Oleh : Adriansa Manu

KESEJAHTRAAN kata ini seringkali di lontarkan orang-orang yang menganggap adanya ketidak adilan, tidak memiliki kehidupan layak, biasanya di suarakan orang-orang yang lagi menuntut hak-haknya sebagai warga negara. Di indonesia kesejahtraan adalah tujuan utama tertuang dalam UUD 45, sebagai mana negara Republik Indonesia mementingkan kesejahtraan sosial menjauhkan rakyat indonesia dari segalah macam penindasan, penjajahan baik dalam negeri maupun luar negeri.

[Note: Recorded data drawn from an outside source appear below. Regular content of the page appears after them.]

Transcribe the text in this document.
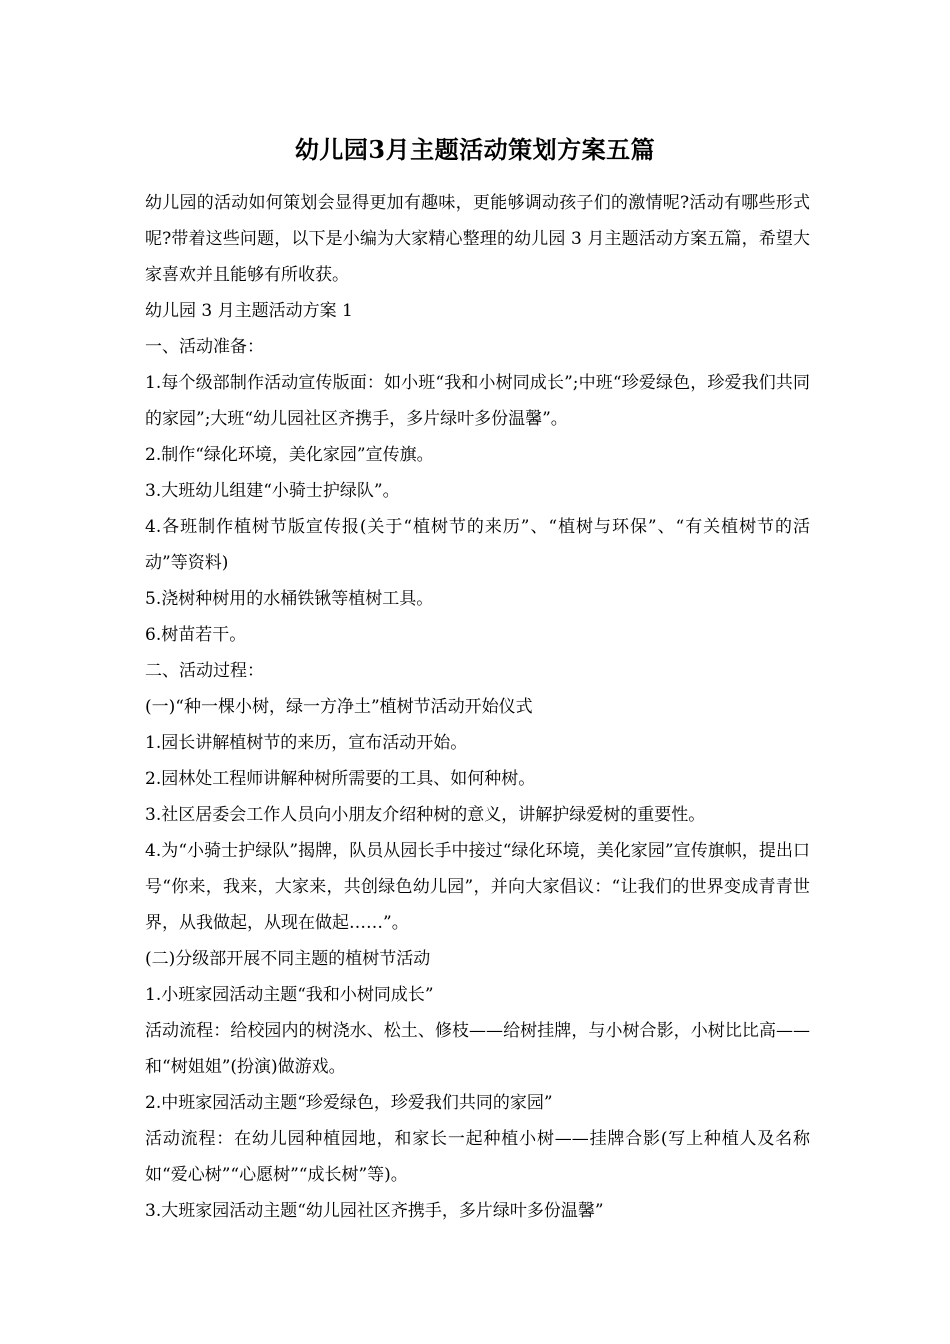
幼儿园3月主题活动策划方案五篇

幼儿园的活动如何策划会显得更加有趣味，更能够调动孩子们的激情呢?活动有哪些形式呢?带着这些问题，以下是小编为大家精心整理的幼儿园 3 月主题活动方案五篇，希望大家喜欢并且能够有所收获。

幼儿园 3 月主题活动方案 1

一、活动准备：

1.每个级部制作活动宣传版面：如小班“我和小树同成长”;中班“珍爱绿色，珍爱我们共同的家园”;大班“幼儿园社区齐携手，多片绿叶多份温馨”。

2.制作“绿化环境，美化家园”宣传旗。

3.大班幼儿组建“小骑士护绿队”。

4.各班制作植树节版宣传报(关于“植树节的来历”、“植树与环保”、“有关植树节的活动”等资料)

5.浇树种树用的水桶铁锹等植树工具。

6.树苗若干。

二、活动过程：

(一)“种一棵小树，绿一方净土”植树节活动开始仪式

1.园长讲解植树节的来历，宣布活动开始。

2.园林处工程师讲解种树所需要的工具、如何种树。

3.社区居委会工作人员向小朋友介绍种树的意义，讲解护绿爱树的重要性。

4.为“小骑士护绿队”揭牌，队员从园长手中接过“绿化环境，美化家园”宣传旗帜，提出口号“你来，我来，大家来，共创绿色幼儿园”，并向大家倡议：“让我们的世界变成青青世界，从我做起，从现在做起……”。

(二)分级部开展不同主题的植树节活动

1.小班家园活动主题“我和小树同成长”

活动流程：给校园内的树浇水、松土、修枝——给树挂牌，与小树合影，小树比比高——和“树姐姐”(扮演)做游戏。

2.中班家园活动主题“珍爱绿色，珍爱我们共同的家园”

活动流程：在幼儿园种植园地，和家长一起种植小树——挂牌合影(写上种植人及名称如“爱心树”“心愿树”“成长树”等)。

3.大班家园活动主题“幼儿园社区齐携手，多片绿叶多份温馨”
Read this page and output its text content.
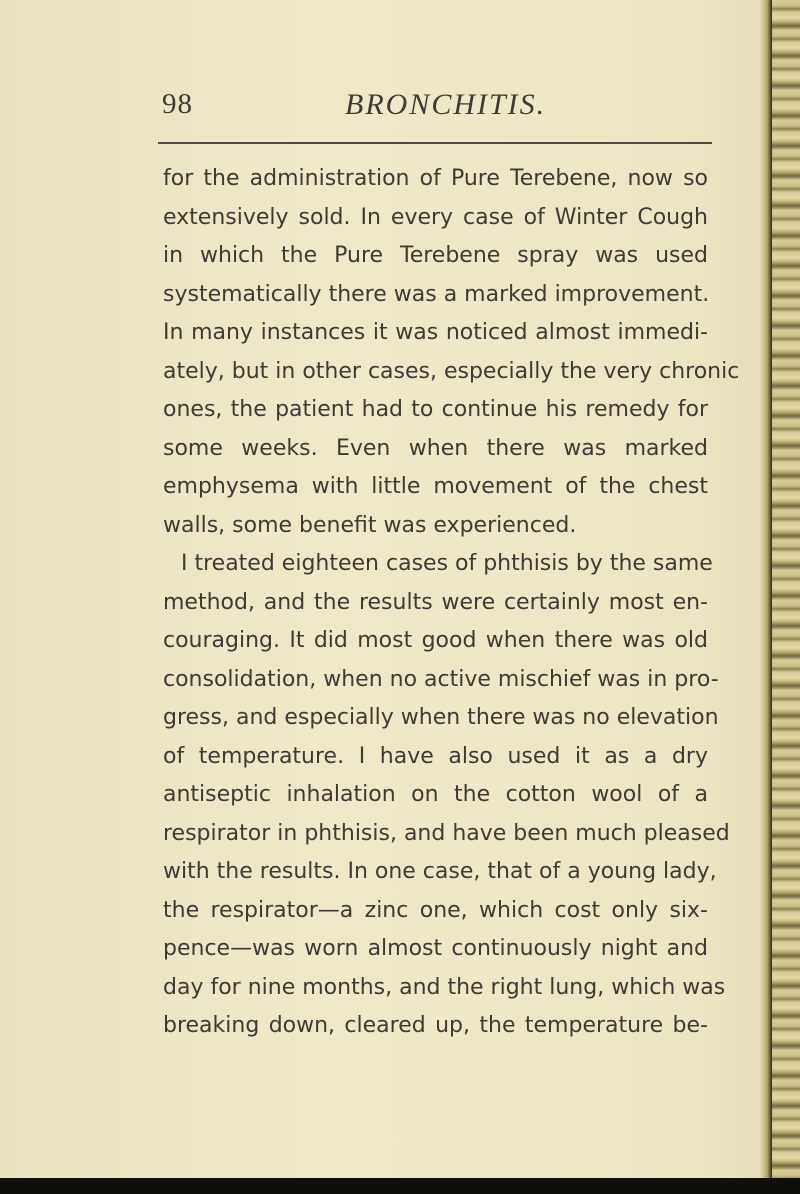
98	BRONCHITIS.
for the administration of Pure Terebene, now so
extensively sold. In every case of Winter Cough
in which the Pure Terebene spray was used
systematically there was a marked improvement.
In many instances it was noticed almost immedi-
ately, but in other cases, especially the very chronic
ones, the patient had to continue his remedy for
some weeks. Even when there was marked
emphysema with little movement of the chest
walls, some benefit was experienced.
I treated eighteen cases of phthisis by the same
method, and the results were certainly most en-
couraging. It did most good when there was old
consolidation, when no active mischief was in pro-
gress, and especially when there was no elevation
of temperature. I have also used it as a dry
antiseptic inhalation on the cotton wool of a
respirator in phthisis, and have been much pleased
with the results. In one case, that of a young lady,
the respirator—a zinc one, which cost only six-
pence—was worn almost continuously night and
day for nine months, and the right lung, which was
breaking down, cleared up, the temperature be-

Indonesia mengamalkan UUD tahun 1945 tersebut, sebagai negara berkeadilan sosial bagi seluruh rakyat indonesia terlihat dalam pembukaan UUD 1945 yang berbunyi Kemudian daripada itu untuk membentuk suatu Pemerintahan Negara Indonesia yang melindungi segenap bangsa Indonesia dan seluruh tumpah darah Indonesia dan untuk memajukan kesejahteraan umum, mencerdaskan kehidupan bangsa, dan ikut melaksanakan ketertiban dunia yang berdasarkan kemerdekaan, perdamaian abadi dan keadilan sosial, maka disusunlah Kemerdekaan Kebangsaan Indonesia itu dalam suatu Undang-Undang Dasar Negara Indonesia yang terbentuk dalam suatu susunan Negara Republik Indonesia yang berkedaulatan rakyat dengan berdasarkan kepada Ketuhanan Yang Maha Esa, Kemanusiaan yang adil dan beradab, Persatuan Indonesia dan Kerakyatan yang dipimpin oleh hikmat kebijaksanaan dalam Permusyawaratan/ Perwakilan, serta dengan mewujudkan suatu Keadilan sosial bagi seluruh rakyat Indonesi”.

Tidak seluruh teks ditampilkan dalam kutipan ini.